Legende: Flakes statt Flocken: Das Birchermüesli von heute hat nicht mehr viel mit dem Original zu tun. Imago/Westend61

Bircher-Benners Universum Ordnung, Sonnenlicht – und Müesli

Max Bircher-Benner würde heute 150 Jahre alt. Sein Müesli ist heute Standard beim Zmorge – seine Ideen aber strittig.

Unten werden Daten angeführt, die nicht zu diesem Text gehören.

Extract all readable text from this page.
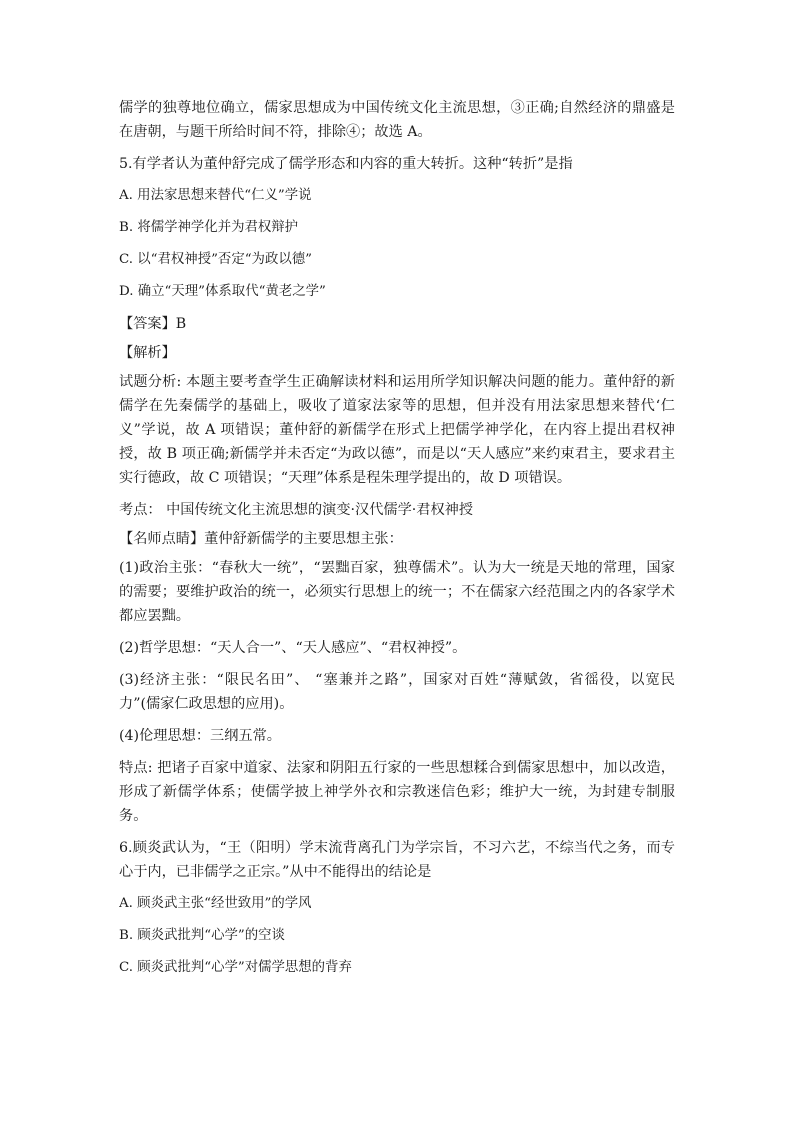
儒学的独尊地位确立，儒家思想成为中国传统文化主流思想，③正确;自然经济的鼎盛是在唐朝，与题干所给时间不符，排除④；故选 A。

5.有学者认为董仲舒完成了儒学形态和内容的重大转折。这种“转折”是指

A. 用法家思想来替代“仁义”学说

B. 将儒学神学化并为君权辩护

C. 以“君权神授”否定“为政以德”

D. 确立“天理”体系取代“黄老之学”

【答案】B

【解析】

试题分析: 本题主要考查学生正确解读材料和运用所学知识解决问题的能力。董仲舒的新儒学在先秦儒学的基础上，吸收了道家法家等的思想，但并没有用法家思想来替代‘仁义”学说，故 A 项错误；董仲舒的新儒学在形式上把儒学神学化，在内容上提出君权神授，故 B 项正确;新儒学并未否定“为政以德”，而是以“天人感应”来约束君主，要求君主实行德政，故 C 项错误；“天理”体系是程朱理学提出的，故 D 项错误。

考点： 中国传统文化主流思想的演变·汉代儒学·君权神授

【名师点睛】董仲舒新儒学的主要思想主张：

(1)政治主张：“春秋大一统”，“罢黜百家，独尊儒术”。认为大一统是天地的常理，国家的需要；要维护政治的统一，必须实行思想上的统一；不在儒家六经范围之内的各家学术都应罢黜。

(2)哲学思想：“天人合一”、“天人感应”、“君权神授”。

(3)经济主张：“限民名田”、 “塞兼并之路”，国家对百姓“薄赋敛，省徭役，以宽民力”(儒家仁政思想的应用)。

(4)伦理思想：三纲五常。

特点: 把诸子百家中道家、法家和阴阳五行家的一些思想糅合到儒家思想中，加以改造，形成了新儒学体系；使儒学披上神学外衣和宗教迷信色彩；维护大一统，为封建专制服务。

6.顾炎武认为，“王（阳明）学末流背离孔门为学宗旨，不习六艺，不综当代之务，而专心于内，已非儒学之正宗。”从中不能得出的结论是

A. 顾炎武主张“经世致用”的学风

B. 顾炎武批判“心学”的空谈

C. 顾炎武批判“心学”对儒学思想的背弃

  • Am 22. August 1867 kam Max Bircher-Benner, der Erfinder des Birchermüeslis, zur Welt.
  • Doktor Bircher-Benner glaubte, seine «Spys» aus Äpfeln, Haferflocken und Kondensmilch spende Lebenskraft und heile Kurpatienten.
  • Unter Wissenschaftlern war Bircher-Benner umstritten. Und: Seine Naturheilkunde knüpfte auch an Ideen der Nationalsozialisten an.

Was heute in jedem Supermarkt als Birchermüesli verkauft wird, hat mit der Erfindung von Dr. Maximilian Oskar Bircher-Benner nicht mehr viel gemeinsam.

Während es heute Müesli mit Rahm, Kokosraspeln oder Schoko-Splitter gibt, war die ursprüngliche Rezeptur bedeutend bescheidener: ein Esslöffel eingeweichte Haferflocken, Zitronensaft, Nüsse und ein oder zwei Äpfel, geraffelt mit Kernen und Gehäuse.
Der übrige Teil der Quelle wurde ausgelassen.